Tom Warren, the Verge:

These days, Microsoft is all about looking at the big picture — not just where one product needs to go, but how an entire ecosystem of products needs to ship, evolve, and work together over the coming years. While products in the past might have been developed in secret by separate teams, and ended up looking and feeling disparate because of it, Microsoft has scrapped that approach recently. It’s now adopted a philosophy called “open design” that’s about sharing ideas across the company, integrating products, and failing faster. The hope is that it will lead to a better combination of hardware and software that looks like it came from one company and is better for it, too.

Microsoft is a big fan of inviting journalists to chronicle their design team’s pursuit to unify the company’s notoriously disparate product lineups. Four years ago, Panos Panay made design consistency a big bullet point of the Surface strategy; two years ago, Microsoft gave a name to the design system that replaces the system formerly known as Metro. Metro itself, publicly branded Modern Design, was an attempt to unify Microsoft’s approach to design nearly ten years ago.

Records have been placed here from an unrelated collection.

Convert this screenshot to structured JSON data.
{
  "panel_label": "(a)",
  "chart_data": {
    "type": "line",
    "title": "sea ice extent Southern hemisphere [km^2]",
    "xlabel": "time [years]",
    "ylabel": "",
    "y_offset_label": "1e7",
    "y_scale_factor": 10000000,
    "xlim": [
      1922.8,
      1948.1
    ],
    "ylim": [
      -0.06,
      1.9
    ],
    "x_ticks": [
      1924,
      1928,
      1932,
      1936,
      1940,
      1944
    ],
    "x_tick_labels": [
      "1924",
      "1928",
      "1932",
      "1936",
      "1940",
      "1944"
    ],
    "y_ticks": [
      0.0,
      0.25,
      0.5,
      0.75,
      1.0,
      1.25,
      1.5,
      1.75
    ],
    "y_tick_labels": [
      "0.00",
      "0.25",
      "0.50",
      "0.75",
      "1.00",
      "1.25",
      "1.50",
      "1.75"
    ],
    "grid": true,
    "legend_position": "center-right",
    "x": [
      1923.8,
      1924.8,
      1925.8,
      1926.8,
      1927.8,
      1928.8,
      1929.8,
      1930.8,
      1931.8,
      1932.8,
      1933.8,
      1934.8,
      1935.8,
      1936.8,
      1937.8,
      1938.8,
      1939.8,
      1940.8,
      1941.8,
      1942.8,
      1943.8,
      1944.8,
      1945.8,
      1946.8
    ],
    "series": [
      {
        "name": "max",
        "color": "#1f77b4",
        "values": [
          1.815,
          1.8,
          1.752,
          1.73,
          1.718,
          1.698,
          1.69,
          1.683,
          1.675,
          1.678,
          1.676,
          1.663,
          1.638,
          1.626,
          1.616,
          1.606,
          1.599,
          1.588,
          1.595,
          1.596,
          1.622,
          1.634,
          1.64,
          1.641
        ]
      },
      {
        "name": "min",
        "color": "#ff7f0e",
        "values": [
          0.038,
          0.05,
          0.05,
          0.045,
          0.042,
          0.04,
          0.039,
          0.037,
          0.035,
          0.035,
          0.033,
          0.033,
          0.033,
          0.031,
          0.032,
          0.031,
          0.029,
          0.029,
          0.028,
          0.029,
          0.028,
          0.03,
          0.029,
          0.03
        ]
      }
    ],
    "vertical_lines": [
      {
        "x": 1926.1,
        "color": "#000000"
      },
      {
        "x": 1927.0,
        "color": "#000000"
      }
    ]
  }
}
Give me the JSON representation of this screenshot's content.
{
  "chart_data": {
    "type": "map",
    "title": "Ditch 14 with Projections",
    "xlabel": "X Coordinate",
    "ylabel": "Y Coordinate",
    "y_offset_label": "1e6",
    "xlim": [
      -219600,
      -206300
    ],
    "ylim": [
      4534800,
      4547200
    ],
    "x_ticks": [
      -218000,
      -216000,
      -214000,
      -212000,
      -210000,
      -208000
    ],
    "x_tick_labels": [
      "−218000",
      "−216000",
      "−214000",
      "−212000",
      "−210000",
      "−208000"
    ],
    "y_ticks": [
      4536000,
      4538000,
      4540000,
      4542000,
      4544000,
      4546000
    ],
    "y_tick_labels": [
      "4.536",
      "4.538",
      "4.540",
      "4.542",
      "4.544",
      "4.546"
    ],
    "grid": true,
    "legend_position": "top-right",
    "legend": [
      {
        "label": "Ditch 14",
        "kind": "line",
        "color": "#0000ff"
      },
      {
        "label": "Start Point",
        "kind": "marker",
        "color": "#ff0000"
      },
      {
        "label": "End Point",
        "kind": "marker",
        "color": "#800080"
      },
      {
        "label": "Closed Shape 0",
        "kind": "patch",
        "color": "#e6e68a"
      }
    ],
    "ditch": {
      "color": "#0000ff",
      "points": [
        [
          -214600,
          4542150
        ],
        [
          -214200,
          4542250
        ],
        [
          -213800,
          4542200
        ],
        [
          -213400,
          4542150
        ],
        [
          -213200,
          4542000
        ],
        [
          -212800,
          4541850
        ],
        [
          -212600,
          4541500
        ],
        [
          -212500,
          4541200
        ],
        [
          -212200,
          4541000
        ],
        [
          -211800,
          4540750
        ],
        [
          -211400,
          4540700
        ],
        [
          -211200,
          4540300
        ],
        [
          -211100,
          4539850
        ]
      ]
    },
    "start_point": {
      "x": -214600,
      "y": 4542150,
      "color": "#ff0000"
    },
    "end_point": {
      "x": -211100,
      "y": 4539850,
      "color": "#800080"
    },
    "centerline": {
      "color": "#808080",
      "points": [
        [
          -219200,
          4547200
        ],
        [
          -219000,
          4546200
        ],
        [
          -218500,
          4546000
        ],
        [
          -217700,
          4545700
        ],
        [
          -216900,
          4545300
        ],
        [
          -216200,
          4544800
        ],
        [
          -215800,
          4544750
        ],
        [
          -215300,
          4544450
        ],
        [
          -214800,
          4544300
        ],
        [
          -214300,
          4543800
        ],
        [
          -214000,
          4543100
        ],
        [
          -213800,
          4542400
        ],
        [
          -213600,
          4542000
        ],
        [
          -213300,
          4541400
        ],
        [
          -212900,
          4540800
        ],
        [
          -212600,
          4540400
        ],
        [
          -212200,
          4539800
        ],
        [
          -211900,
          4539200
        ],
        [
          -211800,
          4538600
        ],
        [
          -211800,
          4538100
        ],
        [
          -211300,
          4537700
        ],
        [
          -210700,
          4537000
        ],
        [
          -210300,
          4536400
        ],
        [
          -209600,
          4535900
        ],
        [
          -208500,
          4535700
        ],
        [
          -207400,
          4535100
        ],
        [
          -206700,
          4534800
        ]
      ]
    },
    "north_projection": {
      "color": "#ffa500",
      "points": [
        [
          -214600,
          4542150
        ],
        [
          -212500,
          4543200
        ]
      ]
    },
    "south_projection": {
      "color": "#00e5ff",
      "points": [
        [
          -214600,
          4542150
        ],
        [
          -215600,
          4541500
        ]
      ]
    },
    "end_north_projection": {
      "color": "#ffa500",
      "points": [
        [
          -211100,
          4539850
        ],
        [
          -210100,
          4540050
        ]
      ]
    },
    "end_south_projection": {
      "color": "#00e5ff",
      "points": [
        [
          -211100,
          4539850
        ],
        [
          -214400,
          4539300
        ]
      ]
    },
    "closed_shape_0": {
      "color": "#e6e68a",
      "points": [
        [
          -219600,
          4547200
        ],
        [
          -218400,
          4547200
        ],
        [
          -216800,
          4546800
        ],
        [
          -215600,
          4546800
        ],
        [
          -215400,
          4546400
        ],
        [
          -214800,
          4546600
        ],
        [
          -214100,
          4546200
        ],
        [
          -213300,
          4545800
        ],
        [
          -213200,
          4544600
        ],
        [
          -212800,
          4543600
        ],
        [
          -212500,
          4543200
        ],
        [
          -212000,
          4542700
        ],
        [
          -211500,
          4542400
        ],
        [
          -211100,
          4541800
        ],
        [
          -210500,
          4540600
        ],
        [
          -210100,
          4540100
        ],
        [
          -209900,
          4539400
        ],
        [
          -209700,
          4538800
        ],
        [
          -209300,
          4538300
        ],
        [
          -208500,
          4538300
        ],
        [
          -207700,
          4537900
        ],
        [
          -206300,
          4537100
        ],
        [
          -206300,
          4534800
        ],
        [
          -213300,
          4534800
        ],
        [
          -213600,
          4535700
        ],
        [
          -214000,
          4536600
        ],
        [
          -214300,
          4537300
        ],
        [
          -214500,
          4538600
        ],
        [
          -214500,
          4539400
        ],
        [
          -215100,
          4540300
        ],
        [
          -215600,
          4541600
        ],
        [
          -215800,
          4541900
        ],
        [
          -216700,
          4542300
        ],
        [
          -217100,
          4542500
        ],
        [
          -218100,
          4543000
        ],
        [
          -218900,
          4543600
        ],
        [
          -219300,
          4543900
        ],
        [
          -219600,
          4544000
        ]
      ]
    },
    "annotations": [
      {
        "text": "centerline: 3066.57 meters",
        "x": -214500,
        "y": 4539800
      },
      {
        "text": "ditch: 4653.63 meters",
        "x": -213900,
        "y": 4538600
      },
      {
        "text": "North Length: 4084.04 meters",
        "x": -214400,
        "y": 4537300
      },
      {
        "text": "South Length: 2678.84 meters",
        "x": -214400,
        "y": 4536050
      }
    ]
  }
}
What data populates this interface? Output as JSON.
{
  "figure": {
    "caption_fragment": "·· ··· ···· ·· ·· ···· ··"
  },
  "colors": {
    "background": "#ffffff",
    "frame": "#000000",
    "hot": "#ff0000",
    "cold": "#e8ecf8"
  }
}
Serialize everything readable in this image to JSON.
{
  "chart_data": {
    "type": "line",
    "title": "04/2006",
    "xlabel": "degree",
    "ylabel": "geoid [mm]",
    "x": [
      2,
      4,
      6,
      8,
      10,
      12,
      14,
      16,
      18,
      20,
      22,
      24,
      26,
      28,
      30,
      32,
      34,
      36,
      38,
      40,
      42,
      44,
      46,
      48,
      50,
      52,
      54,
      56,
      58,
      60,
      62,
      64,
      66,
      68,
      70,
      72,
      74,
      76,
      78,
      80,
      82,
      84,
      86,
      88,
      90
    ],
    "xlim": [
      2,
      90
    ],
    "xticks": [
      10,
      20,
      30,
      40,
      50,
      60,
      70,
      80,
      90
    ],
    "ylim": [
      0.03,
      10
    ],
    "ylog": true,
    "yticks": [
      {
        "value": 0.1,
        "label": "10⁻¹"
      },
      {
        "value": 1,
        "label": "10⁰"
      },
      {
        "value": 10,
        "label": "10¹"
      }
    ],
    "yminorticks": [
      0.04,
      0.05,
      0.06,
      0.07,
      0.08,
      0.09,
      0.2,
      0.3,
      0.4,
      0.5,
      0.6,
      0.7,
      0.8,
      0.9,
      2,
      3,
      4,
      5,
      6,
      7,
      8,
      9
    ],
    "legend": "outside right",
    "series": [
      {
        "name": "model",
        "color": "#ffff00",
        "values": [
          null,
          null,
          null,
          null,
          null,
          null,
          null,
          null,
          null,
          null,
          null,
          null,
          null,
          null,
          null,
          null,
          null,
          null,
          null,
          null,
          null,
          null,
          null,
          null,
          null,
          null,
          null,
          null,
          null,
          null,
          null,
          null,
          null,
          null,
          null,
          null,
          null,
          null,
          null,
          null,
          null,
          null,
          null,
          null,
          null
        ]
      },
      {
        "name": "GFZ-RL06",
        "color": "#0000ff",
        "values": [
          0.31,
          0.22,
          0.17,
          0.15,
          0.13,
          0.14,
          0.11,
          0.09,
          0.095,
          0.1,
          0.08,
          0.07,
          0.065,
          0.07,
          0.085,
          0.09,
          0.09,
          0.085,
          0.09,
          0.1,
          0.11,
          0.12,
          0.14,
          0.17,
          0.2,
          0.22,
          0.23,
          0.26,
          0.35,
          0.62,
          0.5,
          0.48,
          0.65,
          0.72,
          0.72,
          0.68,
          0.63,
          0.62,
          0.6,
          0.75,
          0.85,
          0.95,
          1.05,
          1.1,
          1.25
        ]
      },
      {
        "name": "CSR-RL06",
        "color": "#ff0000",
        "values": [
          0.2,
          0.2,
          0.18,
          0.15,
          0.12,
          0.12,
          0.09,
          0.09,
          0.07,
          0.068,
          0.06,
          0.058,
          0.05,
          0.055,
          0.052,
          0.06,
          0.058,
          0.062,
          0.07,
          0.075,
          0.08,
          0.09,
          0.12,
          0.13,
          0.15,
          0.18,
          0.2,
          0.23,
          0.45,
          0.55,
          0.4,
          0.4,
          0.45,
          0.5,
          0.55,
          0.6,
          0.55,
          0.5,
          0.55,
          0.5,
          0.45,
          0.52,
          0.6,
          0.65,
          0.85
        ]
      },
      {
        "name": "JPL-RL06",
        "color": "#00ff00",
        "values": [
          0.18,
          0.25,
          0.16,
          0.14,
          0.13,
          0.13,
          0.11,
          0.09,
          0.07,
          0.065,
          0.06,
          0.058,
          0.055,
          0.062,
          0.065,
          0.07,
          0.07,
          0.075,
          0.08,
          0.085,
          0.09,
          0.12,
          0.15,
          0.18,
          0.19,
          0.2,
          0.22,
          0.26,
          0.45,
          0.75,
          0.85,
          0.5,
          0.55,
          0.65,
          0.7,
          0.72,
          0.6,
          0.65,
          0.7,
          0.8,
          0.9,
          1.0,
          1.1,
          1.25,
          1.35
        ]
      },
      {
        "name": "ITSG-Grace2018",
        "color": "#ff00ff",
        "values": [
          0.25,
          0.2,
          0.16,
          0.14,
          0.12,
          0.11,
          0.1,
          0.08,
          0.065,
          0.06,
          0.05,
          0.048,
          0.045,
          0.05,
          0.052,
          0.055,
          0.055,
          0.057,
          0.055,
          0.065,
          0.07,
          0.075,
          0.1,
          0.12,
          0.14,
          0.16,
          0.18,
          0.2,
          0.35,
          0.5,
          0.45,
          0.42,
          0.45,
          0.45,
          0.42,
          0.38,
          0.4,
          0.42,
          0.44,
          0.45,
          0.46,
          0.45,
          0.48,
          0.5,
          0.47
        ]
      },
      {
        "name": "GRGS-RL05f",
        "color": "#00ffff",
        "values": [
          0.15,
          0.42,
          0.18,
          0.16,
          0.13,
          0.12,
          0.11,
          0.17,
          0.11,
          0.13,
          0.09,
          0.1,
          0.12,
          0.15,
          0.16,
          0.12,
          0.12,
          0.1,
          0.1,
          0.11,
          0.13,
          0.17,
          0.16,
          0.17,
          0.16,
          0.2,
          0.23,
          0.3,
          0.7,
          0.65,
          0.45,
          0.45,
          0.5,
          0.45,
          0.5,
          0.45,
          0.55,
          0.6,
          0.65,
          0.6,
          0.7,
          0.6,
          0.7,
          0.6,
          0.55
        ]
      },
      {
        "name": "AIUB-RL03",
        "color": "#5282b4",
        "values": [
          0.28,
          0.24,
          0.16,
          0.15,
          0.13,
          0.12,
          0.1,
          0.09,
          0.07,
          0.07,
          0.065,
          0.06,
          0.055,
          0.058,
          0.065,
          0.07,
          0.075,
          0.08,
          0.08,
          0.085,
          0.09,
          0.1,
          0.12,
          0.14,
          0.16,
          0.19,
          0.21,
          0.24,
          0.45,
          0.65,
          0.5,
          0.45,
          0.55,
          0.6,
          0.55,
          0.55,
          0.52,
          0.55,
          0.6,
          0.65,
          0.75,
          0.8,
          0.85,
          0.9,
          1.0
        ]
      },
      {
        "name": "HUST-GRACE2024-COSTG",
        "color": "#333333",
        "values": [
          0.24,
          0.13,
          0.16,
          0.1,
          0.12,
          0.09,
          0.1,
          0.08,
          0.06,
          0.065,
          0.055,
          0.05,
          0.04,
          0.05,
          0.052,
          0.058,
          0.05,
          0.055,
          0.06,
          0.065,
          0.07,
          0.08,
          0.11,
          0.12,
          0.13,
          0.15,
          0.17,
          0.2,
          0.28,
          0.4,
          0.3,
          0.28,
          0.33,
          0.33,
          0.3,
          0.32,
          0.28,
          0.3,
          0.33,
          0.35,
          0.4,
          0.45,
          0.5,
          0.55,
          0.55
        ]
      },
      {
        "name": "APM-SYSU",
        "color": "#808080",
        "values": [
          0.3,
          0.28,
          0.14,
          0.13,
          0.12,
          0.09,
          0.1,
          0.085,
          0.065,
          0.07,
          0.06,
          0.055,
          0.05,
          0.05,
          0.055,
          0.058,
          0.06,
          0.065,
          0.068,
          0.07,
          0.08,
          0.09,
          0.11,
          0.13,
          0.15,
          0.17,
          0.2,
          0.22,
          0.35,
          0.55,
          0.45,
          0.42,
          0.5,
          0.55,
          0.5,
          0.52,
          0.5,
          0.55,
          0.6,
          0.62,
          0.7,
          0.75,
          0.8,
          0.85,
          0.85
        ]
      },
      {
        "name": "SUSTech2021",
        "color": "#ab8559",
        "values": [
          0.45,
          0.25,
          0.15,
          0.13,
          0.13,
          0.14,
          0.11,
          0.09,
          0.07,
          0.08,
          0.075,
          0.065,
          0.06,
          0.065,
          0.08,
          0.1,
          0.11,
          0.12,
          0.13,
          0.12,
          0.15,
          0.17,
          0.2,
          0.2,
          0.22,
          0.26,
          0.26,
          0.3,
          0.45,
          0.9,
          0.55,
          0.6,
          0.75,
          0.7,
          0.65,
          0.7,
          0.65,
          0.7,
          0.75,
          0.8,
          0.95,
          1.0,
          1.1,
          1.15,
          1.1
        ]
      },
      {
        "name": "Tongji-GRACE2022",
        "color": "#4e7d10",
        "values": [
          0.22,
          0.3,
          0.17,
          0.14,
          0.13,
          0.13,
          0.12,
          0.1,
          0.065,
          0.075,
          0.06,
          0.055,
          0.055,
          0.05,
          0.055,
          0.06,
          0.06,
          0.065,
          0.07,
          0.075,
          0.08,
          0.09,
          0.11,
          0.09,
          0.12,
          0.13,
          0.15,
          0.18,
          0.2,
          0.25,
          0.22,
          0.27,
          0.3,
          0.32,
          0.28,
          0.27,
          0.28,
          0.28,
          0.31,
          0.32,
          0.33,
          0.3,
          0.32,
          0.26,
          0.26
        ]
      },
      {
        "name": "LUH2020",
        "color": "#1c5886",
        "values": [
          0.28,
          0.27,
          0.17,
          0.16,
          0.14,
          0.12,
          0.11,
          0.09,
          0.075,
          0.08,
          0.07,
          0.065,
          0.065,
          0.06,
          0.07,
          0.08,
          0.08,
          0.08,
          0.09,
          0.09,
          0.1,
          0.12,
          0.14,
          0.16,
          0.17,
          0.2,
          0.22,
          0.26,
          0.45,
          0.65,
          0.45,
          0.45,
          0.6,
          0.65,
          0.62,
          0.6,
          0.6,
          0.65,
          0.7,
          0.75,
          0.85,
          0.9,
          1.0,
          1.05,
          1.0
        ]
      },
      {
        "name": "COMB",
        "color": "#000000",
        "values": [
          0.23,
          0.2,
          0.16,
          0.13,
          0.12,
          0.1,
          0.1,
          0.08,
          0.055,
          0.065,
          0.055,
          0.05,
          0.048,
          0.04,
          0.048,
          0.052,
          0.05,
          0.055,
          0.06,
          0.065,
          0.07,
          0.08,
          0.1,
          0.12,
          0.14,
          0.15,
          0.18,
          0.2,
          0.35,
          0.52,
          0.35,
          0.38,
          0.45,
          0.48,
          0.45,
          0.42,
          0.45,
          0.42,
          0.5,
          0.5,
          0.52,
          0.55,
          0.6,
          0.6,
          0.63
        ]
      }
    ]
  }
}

Yet, through all of these attempts at redesigning everything they make, Microsoft has somehow retained Settings panels in Windows 10 that, two levels deep, are basically the same as the panels in Windows 7; at three levels deep, they look exactly the same as the design language they used for Windows NT in the mid-to-late nineties. There seem to be few rules internally, and I think that reflects on third-party developers that seem to use whatever design language they feel like.

Every platform has cruft, and every redesign requires time to percolate — particularly when it’s applied across a software portfolio as gigantic as Microsoft’s. Articles like this one are a platform to show that the company’s teams are working, but it’s hard to believe that this time they’ll somehow make everything feel like it’s shipping from the same company. We’ve seen this movie before.